A Tale of Two Kales

It was the best of kales; it was the worst of kales. (Where the Dickens did I read that?)

I was watering yesterday and gave little attention to the stray kale (Lacinato) that had somehow gotten in with a patch of garlic . What I did notice, though, having just moved from watering the Brassica bed, was that there were no flea beetle holes in its leaves. NONE.

Kale Plant

Kale interplanted with garlic and herbs.


Yet the same variety, fifteen feet away (and surrounded by other Brassicas) was too pitiful for the table.


Kale Plant

Kale plant surrounded by other brassica plants.
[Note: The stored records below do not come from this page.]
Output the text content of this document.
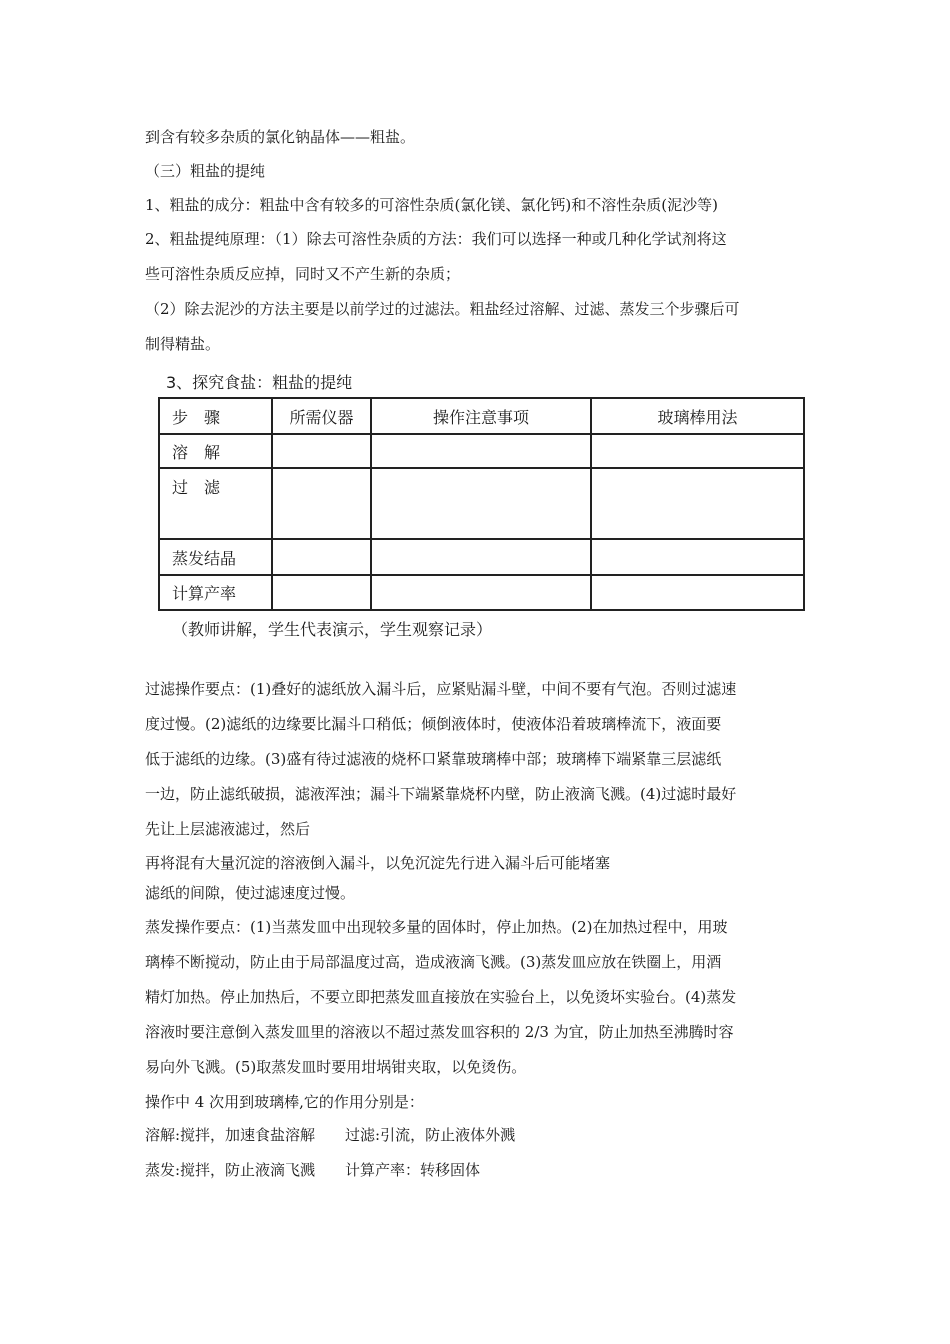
到含有较多杂质的氯化钠晶体——粗盐。
（三）粗盐的提纯
1、粗盐的成分：粗盐中含有较多的可溶性杂质(氯化镁、氯化钙)和不溶性杂质(泥沙等)
2、粗盐提纯原理：（1）除去可溶性杂质的方法：我们可以选择一种或几种化学试剂将这
些可溶性杂质反应掉，同时又不产生新的杂质；
（2）除去泥沙的方法主要是以前学过的过滤法。粗盐经过溶解、过滤、蒸发三个步骤后可
制得精盐。
3、探究食盐：粗盐的提纯
步　骤	所需仪器	操作注意事项	玻璃棒用法
溶　解			
过　滤			
蒸发结晶			
计算产率			
（教师讲解，学生代表演示，学生观察记录）
过滤操作要点：(1)叠好的滤纸放入漏斗后，应紧贴漏斗壁，中间不要有气泡。否则过滤速
度过慢。(2)滤纸的边缘要比漏斗口稍低；倾倒液体时，使液体沿着玻璃棒流下，液面要
低于滤纸的边缘。(3)盛有待过滤液的烧杯口紧靠玻璃棒中部；玻璃棒下端紧靠三层滤纸
一边，防止滤纸破损，滤液浑浊；漏斗下端紧靠烧杯内壁，防止液滴飞溅。(4)过滤时最好
先让上层滤液滤过，然后
再将混有大量沉淀的溶液倒入漏斗，以免沉淀先行进入漏斗后可能堵塞
滤纸的间隙，使过滤速度过慢。
蒸发操作要点：(1)当蒸发皿中出现较多量的固体时，停止加热。(2)在加热过程中，用玻
璃棒不断搅动，防止由于局部温度过高，造成液滴飞溅。(3)蒸发皿应放在铁圈上，用酒
精灯加热。停止加热后，不要立即把蒸发皿直接放在实验台上，以免烫坏实验台。(4)蒸发
溶液时要注意倒入蒸发皿里的溶液以不超过蒸发皿容积的 2/3 为宜，防止加热至沸腾时容
易向外飞溅。(5)取蒸发皿时要用坩埚钳夹取，以免烫伤。
操作中 4 次用到玻璃棒,它的作用分别是：
溶解:搅拌，加速食盐溶解　　过滤:引流，防止液体外溅
蒸发:搅拌，防止液滴飞溅　　计算产率：转移固体
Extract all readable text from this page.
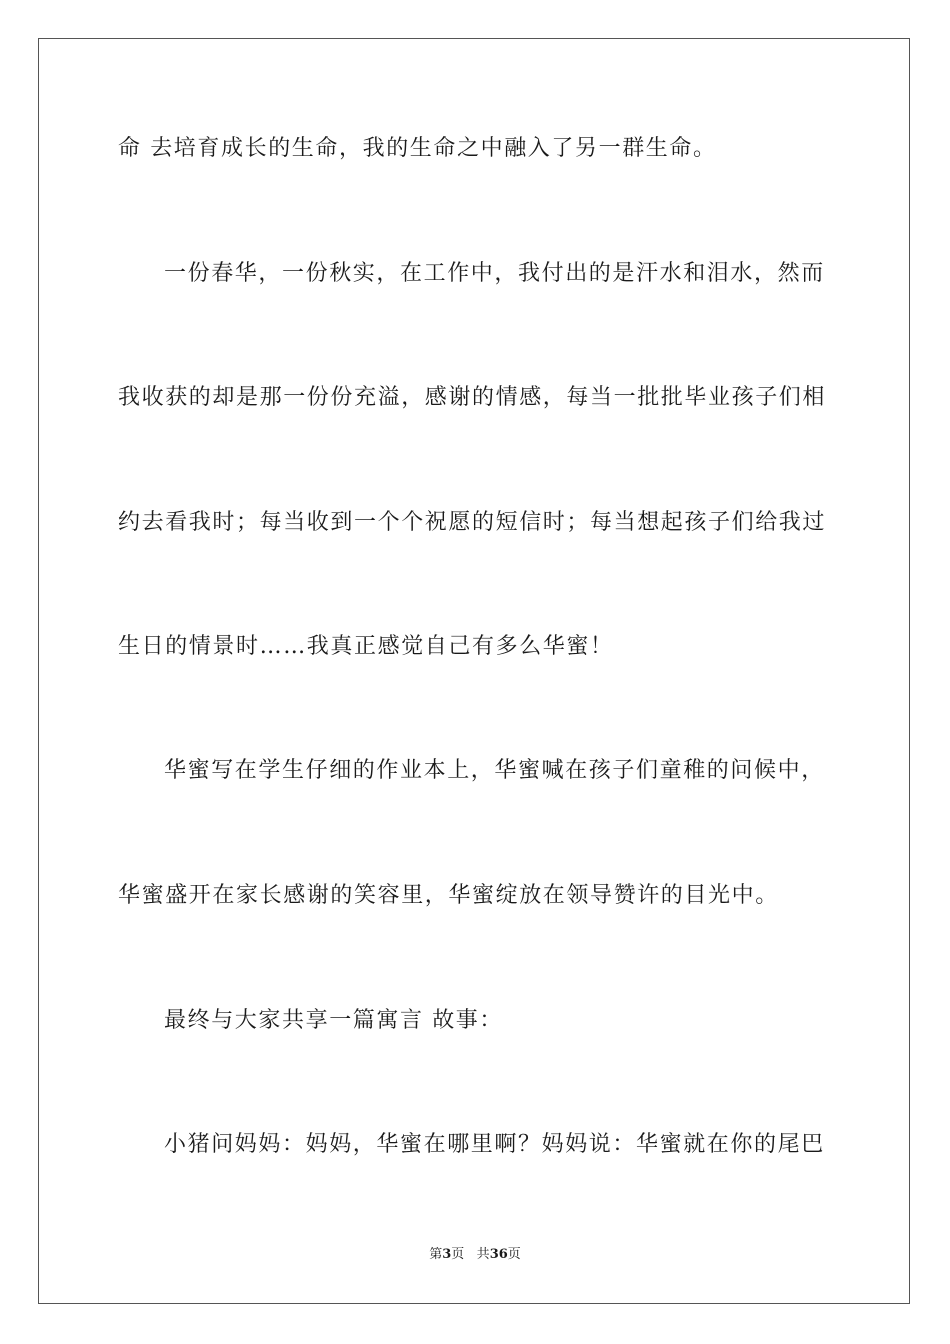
命 去培育成长的生命，我的生命之中融入了另一群生命。
一份春华，一份秋实，在工作中，我付出的是汗水和泪水，然而
我收获的却是那一份份充溢，感谢的情感，每当一批批毕业孩子们相
约去看我时；每当收到一个个祝愿的短信时；每当想起孩子们给我过
生日的情景时……我真正感觉自己有多么华蜜！
华蜜写在学生仔细的作业本上，华蜜喊在孩子们童稚的问候中，
华蜜盛开在家长感谢的笑容里，华蜜绽放在领导赞许的目光中。
最终与大家共享一篇寓言 故事：
小猪问妈妈：妈妈，华蜜在哪里啊？妈妈说：华蜜就在你的尾巴
第3页 共36页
Its pretty well known that diverse plantings make crops plants harder for pests to find, and of course there is a wide belief in particular companion planting combinations. I haven’t found most of the cases for insect repellent effects convincing: radishes with squashes, marigolds with tomatoes, sage with cabbages, etc. What I have found useful is companion planting for space and nutrient utilization. THAT I can get my head around, and the results are obvious, and often beautiful.

But this was hard to ignore. The actual population of the little “bed-end” that had been ignored included one Lacinato kale, one Bright Lights chard, two cilantro plants and 8-10 garlic plants (Susanville soft neck). Maybe cilantro has repllent properties (it repels me) but out of this particular inventory of plants (unless one wants to say it is “the mix”)  I would guess the garlic to be the flea beetle repellent.

Based on that I am doing a sort of “double experiment” this season, which is to companion plant onions with (trellised) cucumbers. I was wondering what to do with those Tropea onions I started in the cold frame back March anyway.

Normally on the side of a climbing crop bed (peas, beans, cukes, etc.) I would sow a row of greens (lettuce, spinach, arugula, mesclun, dwarf pac choi — NO, I do not believe that the peas or beans are contributing nutrients to the greens) just so I could get a harvest from the edges while the main crop in the center is growing. This general idea (my favorite kind) also works with other  plants, say root crops  like parsnips, leeks, and celeriac, which have a very long season but are not particularly demanding otherwise. [For more on this check out the various crop guide pages on the main Garden Smarts site, as well as posts specifically about this topic.]

There is acually a “twofer” here (a two for one proposition) in that it will be interesting to see if “surrounding” the cucumbers with onions might have some effect on the cucumber beetles and stink bugs that normally bring down a crop of cukes only a few weeks into bearing. It will also be interesting to see how the (long, tall, fibrous-rooted) onions do next to the cucumber trellis. (We will leave hanging the fact that onions are actually a leaf crop, not a root crop.)

Both of those points, however, are topics for another post (or two).